Bruxelles et l’arnaque de l’« hydrogène vert » pour l’Afrique

Au sommet entre l’Union européenne et l’Union africaine des 17 et 18 février à Bruxelles, les Européens ont tenté de vendre aux Africains un projet fantaisiste de production d’« hydrogène vert », dans le cadre du Global Gateway, censé offrir une alternative aux Nouvelles Routes de la soie chinoises. Lors de la conférence de presse finale, la présidente de la Commission, Ursula von der Leyen, a fixé pour objectif « la fin du changement climatique » (faudra-t-il donc éteindre le soleil ?), pour lequel « le monde a besoin de l’Afrique ».

Pour réaliser ses objectifs de décarbonation, l’UE compte importer de l’hydrogène du continent africain. Dans sa « Stratégie hydrogène 2020 », la Commission prévoit le déploiement d’ici 2030 de 40 GW d’électrolyseurs produisant de l’hydrogène renouvelable, dont une grande partie en Afrique du Nord. L’installation de ces 40 GW d’électrolyseurs nécessiterait, selon l’UE, 77 GW de capacité d’énergie renouvelable. Cette capacité supplémentaire servirait exclusivement les besoins de l’Europe, alors que 600 millions d’Africains n’ont aucun accès à l’électricité. (Vous avez dit colonisation ?)

Ce projet d’hydrogène vert avait été élaboré par le Club de Rome, dont le bureau allemand avait eu l’idée insensée de recouvrir le Sahara de panneaux solaires pour fournir de l’électricité à l’Europe.
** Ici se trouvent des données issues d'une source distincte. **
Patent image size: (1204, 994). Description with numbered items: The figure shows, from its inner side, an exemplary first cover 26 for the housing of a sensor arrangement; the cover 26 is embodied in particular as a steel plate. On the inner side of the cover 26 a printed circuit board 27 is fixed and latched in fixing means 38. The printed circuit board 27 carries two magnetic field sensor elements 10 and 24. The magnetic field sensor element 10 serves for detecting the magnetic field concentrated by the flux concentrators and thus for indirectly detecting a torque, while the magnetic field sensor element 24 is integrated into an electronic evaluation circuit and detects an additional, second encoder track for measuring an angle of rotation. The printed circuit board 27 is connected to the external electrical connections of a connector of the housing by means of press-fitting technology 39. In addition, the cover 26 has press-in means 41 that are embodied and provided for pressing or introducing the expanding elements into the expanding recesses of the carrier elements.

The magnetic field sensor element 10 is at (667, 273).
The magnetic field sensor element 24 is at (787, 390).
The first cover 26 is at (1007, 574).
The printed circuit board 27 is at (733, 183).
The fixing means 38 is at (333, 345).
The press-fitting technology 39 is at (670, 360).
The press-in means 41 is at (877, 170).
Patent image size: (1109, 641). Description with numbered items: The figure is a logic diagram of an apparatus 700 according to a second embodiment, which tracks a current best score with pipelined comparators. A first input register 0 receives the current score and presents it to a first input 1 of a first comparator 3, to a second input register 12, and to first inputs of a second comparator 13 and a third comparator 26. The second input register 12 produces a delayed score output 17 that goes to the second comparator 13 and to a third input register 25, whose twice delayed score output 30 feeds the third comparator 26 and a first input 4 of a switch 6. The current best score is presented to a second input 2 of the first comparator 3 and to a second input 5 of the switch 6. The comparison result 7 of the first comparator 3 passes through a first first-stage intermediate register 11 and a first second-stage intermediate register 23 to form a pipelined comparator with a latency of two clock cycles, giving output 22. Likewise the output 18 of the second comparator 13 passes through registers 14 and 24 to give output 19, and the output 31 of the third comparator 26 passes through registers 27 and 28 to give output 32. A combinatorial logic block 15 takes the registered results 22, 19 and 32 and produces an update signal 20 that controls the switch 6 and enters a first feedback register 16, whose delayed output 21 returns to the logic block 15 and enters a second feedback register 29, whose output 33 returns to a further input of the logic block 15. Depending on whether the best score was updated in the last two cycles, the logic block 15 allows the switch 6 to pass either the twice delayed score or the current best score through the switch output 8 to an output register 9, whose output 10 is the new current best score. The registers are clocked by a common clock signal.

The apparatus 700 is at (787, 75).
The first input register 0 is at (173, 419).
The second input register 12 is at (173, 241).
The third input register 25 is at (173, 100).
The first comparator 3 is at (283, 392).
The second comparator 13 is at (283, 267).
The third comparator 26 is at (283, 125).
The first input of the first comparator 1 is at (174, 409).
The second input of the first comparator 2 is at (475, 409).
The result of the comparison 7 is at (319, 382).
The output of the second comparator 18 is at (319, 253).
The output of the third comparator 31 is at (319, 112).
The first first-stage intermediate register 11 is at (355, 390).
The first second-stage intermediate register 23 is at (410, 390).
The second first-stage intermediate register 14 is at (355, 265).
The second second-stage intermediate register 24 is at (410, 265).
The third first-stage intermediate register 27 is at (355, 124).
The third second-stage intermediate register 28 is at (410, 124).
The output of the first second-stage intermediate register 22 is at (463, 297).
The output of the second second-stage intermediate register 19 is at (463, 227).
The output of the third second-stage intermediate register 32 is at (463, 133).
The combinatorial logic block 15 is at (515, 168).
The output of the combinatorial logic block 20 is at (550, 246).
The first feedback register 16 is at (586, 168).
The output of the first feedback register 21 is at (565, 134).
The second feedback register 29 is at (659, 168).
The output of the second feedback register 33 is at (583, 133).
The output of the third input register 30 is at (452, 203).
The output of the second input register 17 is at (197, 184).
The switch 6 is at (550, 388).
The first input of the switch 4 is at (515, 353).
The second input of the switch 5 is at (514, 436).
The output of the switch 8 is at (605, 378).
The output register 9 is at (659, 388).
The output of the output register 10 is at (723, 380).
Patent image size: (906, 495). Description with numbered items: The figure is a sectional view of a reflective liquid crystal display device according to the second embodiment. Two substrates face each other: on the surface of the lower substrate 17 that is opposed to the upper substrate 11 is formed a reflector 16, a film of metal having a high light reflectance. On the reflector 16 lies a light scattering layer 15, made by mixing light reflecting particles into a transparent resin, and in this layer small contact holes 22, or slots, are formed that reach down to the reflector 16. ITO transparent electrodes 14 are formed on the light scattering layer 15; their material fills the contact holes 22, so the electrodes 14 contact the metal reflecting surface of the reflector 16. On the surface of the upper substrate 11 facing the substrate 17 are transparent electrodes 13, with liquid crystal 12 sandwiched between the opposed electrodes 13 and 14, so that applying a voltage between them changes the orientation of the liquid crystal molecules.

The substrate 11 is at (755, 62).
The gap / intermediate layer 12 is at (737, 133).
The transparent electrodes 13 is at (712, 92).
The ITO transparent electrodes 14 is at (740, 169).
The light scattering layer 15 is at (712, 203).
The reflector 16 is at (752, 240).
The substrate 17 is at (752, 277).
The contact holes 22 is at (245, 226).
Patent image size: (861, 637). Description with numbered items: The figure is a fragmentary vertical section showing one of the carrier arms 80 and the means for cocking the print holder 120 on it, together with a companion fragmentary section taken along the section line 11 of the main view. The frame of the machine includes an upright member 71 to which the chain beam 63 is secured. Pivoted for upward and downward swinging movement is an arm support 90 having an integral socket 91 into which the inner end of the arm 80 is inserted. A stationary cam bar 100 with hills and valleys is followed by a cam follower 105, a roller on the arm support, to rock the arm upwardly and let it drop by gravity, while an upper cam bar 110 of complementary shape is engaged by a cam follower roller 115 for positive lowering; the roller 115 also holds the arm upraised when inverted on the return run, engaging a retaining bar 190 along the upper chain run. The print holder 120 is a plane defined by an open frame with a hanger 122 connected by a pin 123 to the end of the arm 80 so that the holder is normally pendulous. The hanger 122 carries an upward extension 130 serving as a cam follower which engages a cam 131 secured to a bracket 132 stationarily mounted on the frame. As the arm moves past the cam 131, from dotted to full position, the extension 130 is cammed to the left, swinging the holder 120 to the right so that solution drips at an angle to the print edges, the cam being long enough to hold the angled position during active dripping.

Cette proposition est devenue l’initiative industrielle Desertec (DII) en 2009, qui a finalement débouché, début 2020, sur la « Mena Hydrogen Alliance », visant à développer des projets énergétiques au Moyen-Orient et en Afrique du Nord en vue de produire de l’hydrogène pour l’exportation.

Ursula von der Leyen a promis, pour la première phase du Global Gateway, 150 milliards d’euros d’investissements sur sept ans en faveur de l’Afrique. En réalité, seuls 36,8 milliards proviennent du budget de l’UE et 20 milliards des engagements des États membres, le reste étant des garanties couvrant des investissements privés. Le plus gros des fonds sera donc constitué de prêts privés, assortis de la condition que l’argent soit investi dans des projets répondant à la « transition verte ».

Elle a déclaré que l’argent servira à « catalyser les investissements dans trois catégories. La première, bien entendu, est l’infrastructure. » Et là, la priorité numéro un est la transition vers l’énergie renouvelable. « L’Afrique est riche en énergie solaire, éolienne et hydroélectrique. Tirons donc parti de cette richesse. Investissons dans des projets relevant de la stratégie ‘Global Gateway’, par exemple pour construire ensemble des capacités en hydrogène. »

Certains pays africains tomberont peut-être dans le piège de cette nouvelle version de la tactique des Conquistadores, consistant à échanger des bijoux de pacotille contre de l’or, mais beaucoup ne renonceront pas au développement de leurs ressources en gaz et pétrole, comme le président sénégalais Macky Sall l’avait expliqué publiquement à Mme von der Leyen le 10 février (voir AS 7 / 22).